A similar situation was before the Supreme Court of Massachusetts in Salem v. Maynes, 123 Mass. 372. In that case before there was any ordinance on the subject, defendants had begun work on the cellar, had made a contract for the erection of a proposed wooden building and had bought and prepared lumber to carry out that contract. Thereafter an ordinance was passed which defined the height of wooden buildings in that locality, the area and distance of such buildings from any other wooden building. The proposed building did not comply with the ordinance. In a suit for the removal of the building it was held that plaintiff was entitled to a decree.

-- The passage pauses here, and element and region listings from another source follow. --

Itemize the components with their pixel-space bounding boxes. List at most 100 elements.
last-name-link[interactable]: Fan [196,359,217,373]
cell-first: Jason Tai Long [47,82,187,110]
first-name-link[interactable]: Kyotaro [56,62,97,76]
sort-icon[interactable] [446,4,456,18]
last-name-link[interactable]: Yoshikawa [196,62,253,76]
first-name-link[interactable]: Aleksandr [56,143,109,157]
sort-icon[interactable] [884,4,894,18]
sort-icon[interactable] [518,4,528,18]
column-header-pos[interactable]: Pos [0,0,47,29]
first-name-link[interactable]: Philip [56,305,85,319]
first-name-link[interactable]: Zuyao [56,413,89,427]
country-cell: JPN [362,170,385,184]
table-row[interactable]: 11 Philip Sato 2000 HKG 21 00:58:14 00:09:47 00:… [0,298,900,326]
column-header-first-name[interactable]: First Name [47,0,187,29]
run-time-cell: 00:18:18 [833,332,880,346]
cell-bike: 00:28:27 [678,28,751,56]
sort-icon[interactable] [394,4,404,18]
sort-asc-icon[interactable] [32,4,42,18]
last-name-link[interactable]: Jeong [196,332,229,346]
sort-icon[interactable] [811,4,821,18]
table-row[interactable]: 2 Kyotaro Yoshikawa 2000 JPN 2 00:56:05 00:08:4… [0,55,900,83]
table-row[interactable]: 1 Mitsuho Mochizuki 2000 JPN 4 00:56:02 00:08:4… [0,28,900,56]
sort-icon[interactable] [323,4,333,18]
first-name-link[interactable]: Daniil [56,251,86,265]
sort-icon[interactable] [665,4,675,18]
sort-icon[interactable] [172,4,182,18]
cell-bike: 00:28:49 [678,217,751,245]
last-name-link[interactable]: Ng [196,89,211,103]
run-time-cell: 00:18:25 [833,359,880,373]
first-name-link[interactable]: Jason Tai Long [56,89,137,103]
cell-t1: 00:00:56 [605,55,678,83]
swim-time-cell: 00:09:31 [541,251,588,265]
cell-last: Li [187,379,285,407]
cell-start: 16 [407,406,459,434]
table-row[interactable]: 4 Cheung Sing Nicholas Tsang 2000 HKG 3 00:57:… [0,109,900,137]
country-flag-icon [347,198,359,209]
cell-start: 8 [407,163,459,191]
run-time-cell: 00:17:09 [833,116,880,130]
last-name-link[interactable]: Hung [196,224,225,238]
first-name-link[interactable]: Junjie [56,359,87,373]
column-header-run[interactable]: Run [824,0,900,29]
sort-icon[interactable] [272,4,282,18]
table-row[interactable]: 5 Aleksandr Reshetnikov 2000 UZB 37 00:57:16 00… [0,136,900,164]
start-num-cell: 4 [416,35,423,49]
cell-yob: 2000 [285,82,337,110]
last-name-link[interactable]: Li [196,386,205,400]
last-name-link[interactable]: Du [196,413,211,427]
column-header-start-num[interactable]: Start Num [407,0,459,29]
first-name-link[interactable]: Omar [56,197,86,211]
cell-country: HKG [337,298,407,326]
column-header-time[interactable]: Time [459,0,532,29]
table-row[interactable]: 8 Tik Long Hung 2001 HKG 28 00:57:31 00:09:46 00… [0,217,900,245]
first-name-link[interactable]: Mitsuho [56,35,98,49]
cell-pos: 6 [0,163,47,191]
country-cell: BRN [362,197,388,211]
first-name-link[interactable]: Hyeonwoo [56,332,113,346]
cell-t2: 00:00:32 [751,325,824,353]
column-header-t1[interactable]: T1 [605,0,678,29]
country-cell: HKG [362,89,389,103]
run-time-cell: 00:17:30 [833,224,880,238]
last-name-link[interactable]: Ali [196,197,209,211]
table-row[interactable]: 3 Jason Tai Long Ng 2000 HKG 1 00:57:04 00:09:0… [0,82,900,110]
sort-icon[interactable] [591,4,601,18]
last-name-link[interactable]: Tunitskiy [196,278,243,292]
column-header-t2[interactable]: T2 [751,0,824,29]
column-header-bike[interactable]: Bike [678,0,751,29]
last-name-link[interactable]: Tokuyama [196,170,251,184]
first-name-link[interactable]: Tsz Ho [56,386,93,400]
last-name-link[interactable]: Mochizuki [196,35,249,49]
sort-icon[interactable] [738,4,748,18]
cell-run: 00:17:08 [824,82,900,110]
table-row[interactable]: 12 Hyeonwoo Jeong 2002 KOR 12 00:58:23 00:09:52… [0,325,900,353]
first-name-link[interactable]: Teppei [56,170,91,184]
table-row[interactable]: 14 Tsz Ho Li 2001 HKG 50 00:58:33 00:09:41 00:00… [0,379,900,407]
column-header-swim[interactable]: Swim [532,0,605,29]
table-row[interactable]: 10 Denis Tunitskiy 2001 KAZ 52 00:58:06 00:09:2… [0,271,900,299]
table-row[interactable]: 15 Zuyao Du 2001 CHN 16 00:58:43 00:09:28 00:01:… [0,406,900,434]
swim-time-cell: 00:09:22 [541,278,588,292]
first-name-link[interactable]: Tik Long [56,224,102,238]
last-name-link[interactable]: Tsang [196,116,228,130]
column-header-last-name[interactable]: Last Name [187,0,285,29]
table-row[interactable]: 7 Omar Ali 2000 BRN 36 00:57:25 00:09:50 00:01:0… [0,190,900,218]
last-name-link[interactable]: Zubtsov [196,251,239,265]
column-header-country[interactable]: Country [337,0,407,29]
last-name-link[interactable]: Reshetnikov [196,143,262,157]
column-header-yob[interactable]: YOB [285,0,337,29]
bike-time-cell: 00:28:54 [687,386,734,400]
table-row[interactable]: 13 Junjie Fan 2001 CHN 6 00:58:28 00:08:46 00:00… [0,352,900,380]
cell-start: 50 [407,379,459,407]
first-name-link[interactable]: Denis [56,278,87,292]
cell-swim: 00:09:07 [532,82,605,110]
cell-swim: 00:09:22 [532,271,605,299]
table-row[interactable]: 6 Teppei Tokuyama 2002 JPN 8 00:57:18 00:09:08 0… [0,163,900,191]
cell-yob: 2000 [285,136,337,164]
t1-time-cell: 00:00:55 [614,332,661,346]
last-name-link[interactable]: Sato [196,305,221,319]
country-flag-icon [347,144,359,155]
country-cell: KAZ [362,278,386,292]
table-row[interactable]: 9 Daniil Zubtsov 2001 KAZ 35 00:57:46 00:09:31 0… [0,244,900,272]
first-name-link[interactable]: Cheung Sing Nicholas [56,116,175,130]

In the disposition of that case the court said:
"All contracts between individuals, and even charters granted by the State, are subject to the exercise of this (the police) power. . . . The facts that, before the passage of the ordinance, the defendant had begun work on the cellar upon the site of the proposed building, and had made a contract between themselves for the erection of the building, and had bought and prepared lumber to carry out the contract, does not exempt them from the operation of the ordinance." [Ayer v. Commissioners on Height of Buildings in Boston, 242 Mass. 30; Opinion of the Justices,234 Mass. 597, and cases reviewed at pages 608-611.] *Page 516
Litigants will not be permitted to attack the constitutionality of a statute or ordinance which does not impinge upon their existing vested rights. The ordinance, if retroactive, would not disturb any vested right of defendant, because on the effective date of the ordinance it had no vested right to either build or operate the filling station at the place in question, and for that reason is not in a position to challenge the constitutionality of the ordinance on the ground that it invades vested rights. [Ordelheide v. Modern Brotherhood, 226 Mo. 203, 125 S.W. 1105; Green County v. Lydy, 263 Mo. 77, 98, 172 S.W. 376; Gould v. Railroad, 315 Mo. 713, 730, 290 S.W. 135.] Statutes or ordinances are assumed to be valid until some one whose rights are injuriously affected complains. [Ordelheide v. Modern Brotherhood, supra, 209, 210.] Since defendant is not in a position to raise the constitutionality of the ordinance, it is the same as if not raised at all.
For the reasons stated, this court has no jurisdiction and the case should be transferred to the St. Louis Court of Appeals. It is so ordered. All concur.